Westchnął i spojrzał na mnie zmarkotniały.

– No, co no...boję się, że nie przejdzie. To już jej czwarte podejście do zapisów. Jeśli jej nie przyjmą to ja nie wiem co ze sobą zrobię. Oni muszą ją zaakceptować do cholery!

Wstałem i podszedłem do niego, zarzucając mu na plecy swoje ramie w geście wsparcia.

– Da sobie radę. To twarda dziewczyna. Nie poddaje się, bo jej bardzo zależy by być znowu z tobą. Tym razem się uda. Wierzę w to. I ty też powinieneś.

Uśmiechnął się smutno i pokiwał głową. Nie byłem nigdy na jego miejscu, ale doskonale wiedziałem co czuję. Odkąd wyjechał do Anglii cały czas był myślami o Madison. Za każdym razem dzwonił do niej i pisał. Jeszcze przed przeprowadzką do Wielkiej Brytanii, oboje trzymali się razem od piątej klasy podstawówki. Zawsze, byli nie rozłączni. Ten się w niej zakochał od dziecka i od gimnazjum są razem. Było nawet widać, że nie wyobrażał sobie życia bez niej.

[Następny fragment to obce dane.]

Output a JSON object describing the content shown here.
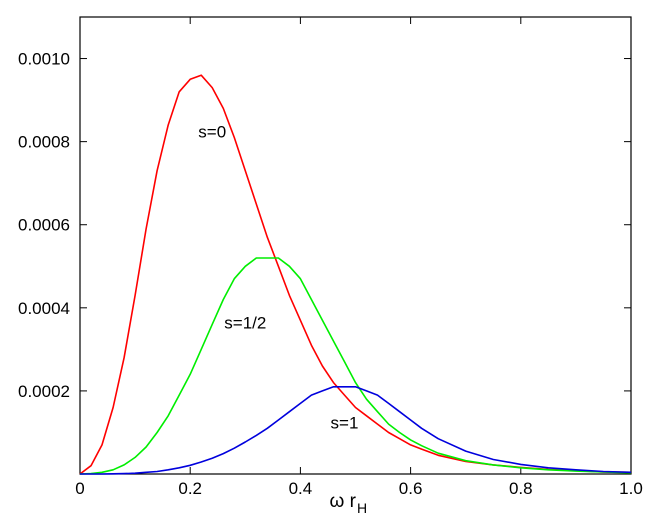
{
  "chart_data": {
    "type": "line",
    "title": "",
    "xlabel": "ω r",
    "xlabel_subscript": "H",
    "ylabel": "",
    "xlim": [
      0,
      1.0
    ],
    "ylim": [
      0,
      0.0011
    ],
    "x_ticks": [
      0,
      0.2,
      0.4,
      0.6,
      0.8,
      1.0
    ],
    "x_tick_labels": [
      "0",
      "0.2",
      "0.4",
      "0.6",
      "0.8",
      "1.0"
    ],
    "y_ticks": [
      0.0002,
      0.0004,
      0.0006,
      0.0008,
      0.001
    ],
    "y_tick_labels": [
      "0.0002",
      "0.0004",
      "0.0006",
      "0.0008",
      "0.0010"
    ],
    "grid": false,
    "legend": "none",
    "series": [
      {
        "name": "s=0",
        "color": "#ff0000",
        "label_pos": [
          0.24,
          0.00081
        ],
        "x": [
          0,
          0.02,
          0.04,
          0.06,
          0.08,
          0.1,
          0.12,
          0.14,
          0.16,
          0.18,
          0.2,
          0.22,
          0.24,
          0.26,
          0.28,
          0.3,
          0.32,
          0.34,
          0.36,
          0.38,
          0.4,
          0.42,
          0.44,
          0.46,
          0.48,
          0.5,
          0.52,
          0.54,
          0.56,
          0.58,
          0.6,
          0.62,
          0.65,
          0.7,
          0.75,
          0.8,
          0.85,
          0.9,
          0.95,
          1.0
        ],
        "y": [
          0,
          2e-05,
          7e-05,
          0.00016,
          0.00028,
          0.00043,
          0.00059,
          0.00073,
          0.00084,
          0.00092,
          0.00095,
          0.00096,
          0.00093,
          0.00088,
          0.00081,
          0.00073,
          0.00065,
          0.00057,
          0.0005,
          0.00043,
          0.00037,
          0.00031,
          0.00026,
          0.00022,
          0.00019,
          0.00016,
          0.00014,
          0.00012,
          0.0001,
          8.5e-05,
          7e-05,
          6e-05,
          4.5e-05,
          3e-05,
          2.2e-05,
          1.6e-05,
          1.1e-05,
          8e-06,
          5e-06,
          4e-06
        ]
      },
      {
        "name": "s=1/2",
        "color": "#00ee00",
        "label_pos": [
          0.3,
          0.00035
        ],
        "x": [
          0,
          0.02,
          0.04,
          0.06,
          0.08,
          0.1,
          0.12,
          0.14,
          0.16,
          0.18,
          0.2,
          0.22,
          0.24,
          0.26,
          0.28,
          0.3,
          0.32,
          0.34,
          0.36,
          0.38,
          0.4,
          0.42,
          0.44,
          0.46,
          0.48,
          0.5,
          0.52,
          0.54,
          0.56,
          0.58,
          0.6,
          0.62,
          0.65,
          0.7,
          0.75,
          0.8,
          0.85,
          0.9,
          0.95,
          1.0
        ],
        "y": [
          0,
          1e-06,
          4e-06,
          1e-05,
          2.2e-05,
          4e-05,
          6.5e-05,
          0.0001,
          0.00014,
          0.00019,
          0.00024,
          0.0003,
          0.00036,
          0.00042,
          0.00047,
          0.0005,
          0.00052,
          0.00052,
          0.00052,
          0.0005,
          0.00047,
          0.00042,
          0.00037,
          0.00032,
          0.00027,
          0.00022,
          0.00018,
          0.00015,
          0.00012,
          0.0001,
          8.2e-05,
          6.8e-05,
          5e-05,
          3.2e-05,
          2.2e-05,
          1.5e-05,
          1e-05,
          7e-06,
          5e-06,
          3e-06
        ]
      },
      {
        "name": "s=1",
        "color": "#0000dd",
        "label_pos": [
          0.48,
          0.00011
        ],
        "x": [
          0,
          0.02,
          0.04,
          0.06,
          0.08,
          0.1,
          0.12,
          0.14,
          0.16,
          0.18,
          0.2,
          0.22,
          0.24,
          0.26,
          0.28,
          0.3,
          0.32,
          0.34,
          0.36,
          0.38,
          0.4,
          0.42,
          0.44,
          0.46,
          0.48,
          0.5,
          0.52,
          0.54,
          0.56,
          0.58,
          0.6,
          0.62,
          0.65,
          0.7,
          0.75,
          0.8,
          0.85,
          0.9,
          0.95,
          1.0
        ],
        "y": [
          0,
          0,
          0,
          5e-07,
          1e-06,
          2e-06,
          4e-06,
          6e-06,
          1e-05,
          1.5e-05,
          2.1e-05,
          2.9e-05,
          3.8e-05,
          4.9e-05,
          6.2e-05,
          7.7e-05,
          9.3e-05,
          0.00011,
          0.00013,
          0.00015,
          0.00017,
          0.00019,
          0.0002,
          0.00021,
          0.00021,
          0.00021,
          0.0002,
          0.00019,
          0.00017,
          0.00015,
          0.00013,
          0.00011,
          8.5e-05,
          5.5e-05,
          3.5e-05,
          2.3e-05,
          1.5e-05,
          1e-05,
          6e-06,
          4e-06
        ]
      }
    ]
  }
}
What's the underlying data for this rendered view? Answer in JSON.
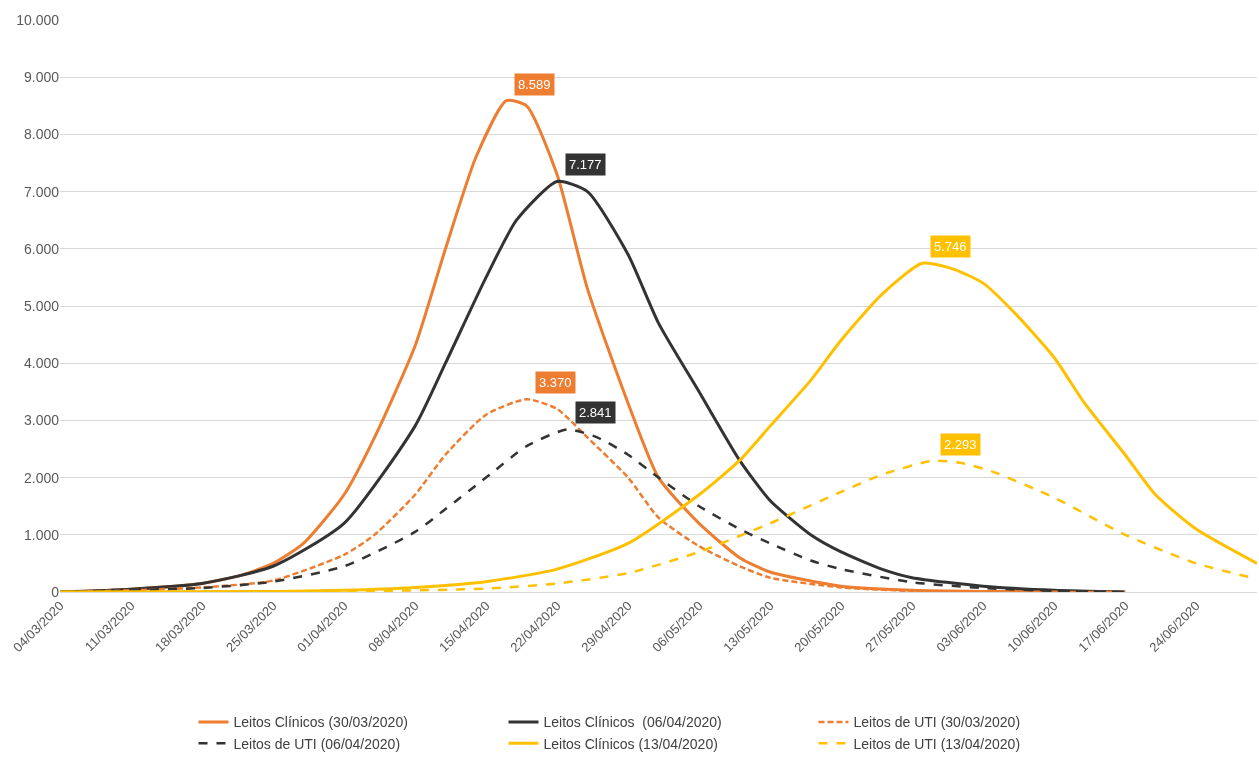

Madison również znam od podstawówki. Jest to świetna dziewczyna z poczuciem humoru. Cała nasza czwórka chodziła do tej samej szkoły, ale dopiero już pod koniec gimnazjum Madison musiała opuścić Anglię i wyjechać do Stanów. Tak już jest od czterech lat. Teraz w jednej ze szkół w Brooklynie są zapisy do naszej szkoły i od dłuższego czasu stara się do nich dostać, tylko – jak ona nam to opowiadała – durni nauczyciele, nie chcą jej przepuścić, bo uważają, że jest zbyt dobra by zostawiać Stany i wylecieć do Anglii. Fakt, Madison świetnie gra na perkusji, ale no, nie oszukujmy się. Jej bardzo zależy by dostać się do naszej szkoły. Marzyła wręcz o tym, ale jej rodzice woleli mieszkać w Ameryce niż pozwolić swojej córce spełniać marzenia.

Tak to już jej jak się ma bogatych rodziców. Moi też byli, ale na pewno nie pozwolili by mi nie spełniać swojego marzenia. Moja druga rodzina która się mną opiekuję, w dodatku się cieszyli, że wybieram się do Anglii by realizować swoją pasję. Kiedy moi rodzice zginęli w wypadku samochodowym, zaopiekowali się mną przyjaciele rodziców. Gdy miałem siedem lat, musiałem opuścić swój kraj i wprowadzić w się do Portugalii, a dokładnie to do malowniczej Lizbony. Oni również są bogaci, ale nie chodzi tu o pieniądze i bogactwo. Nie patrzę na takie szczegóły. Cieszę się, że przez ten czas miałem gdzie mieszkać. Cieszę się również z tego, że zgodzili się, abym mógł opuścić jeden kraj i wrócić do swojego kraju w którym się wychowałem. Do końca będę im tego wdzięczny. 

***

Nie miałem nic innego do roboty. Niedziele zawsze były nudne. Nikomu nigdzie nie chciało się wyjść. Eddie, jak zwykle siedział i albo pisał z Madison, albo oglądał coś w telefonie, albo i nawet spał. Davida gdzieś wcięło, gdzie to było zadziwiające, bo ten bardzo rzadko co wychodził z pokoju. Ja natomiast, dzisiejszego dnia, miałem ochotę pójść do szkoły do salki próbnej. Dobrze, że chociaż szkoła był otwarta w weekendy. Zabrałem klucze i wyszedłem z pokoju.

Schodziłem schodami, bo nie chciało mi się czekać na windę, a przecież szybciej mógłbym zejść niż zjechać. Kiedy już przemierzałem przez kolejną klatkę, wpadłem na kogoś. Na całe szczęście nie sturlałem się z tą osobą, choć nie powiem, mało brakowało. Złapałem ją w ostatniej chwili za ramiona, by nie upadła. Gdy bardziej się tej osobie przyjrzałem, zorientowałem się, że to Caren. Puściłem jej ramiona i jej się przyglądałem. Kiedy ona już wyczuła, że nikt jej nie trzyma, uniosła wzrok ku górze i odwzajemniła moje spojrzenie. Uśmiechnąłem się do niej, a ona nadal się na mnie wpatrywała.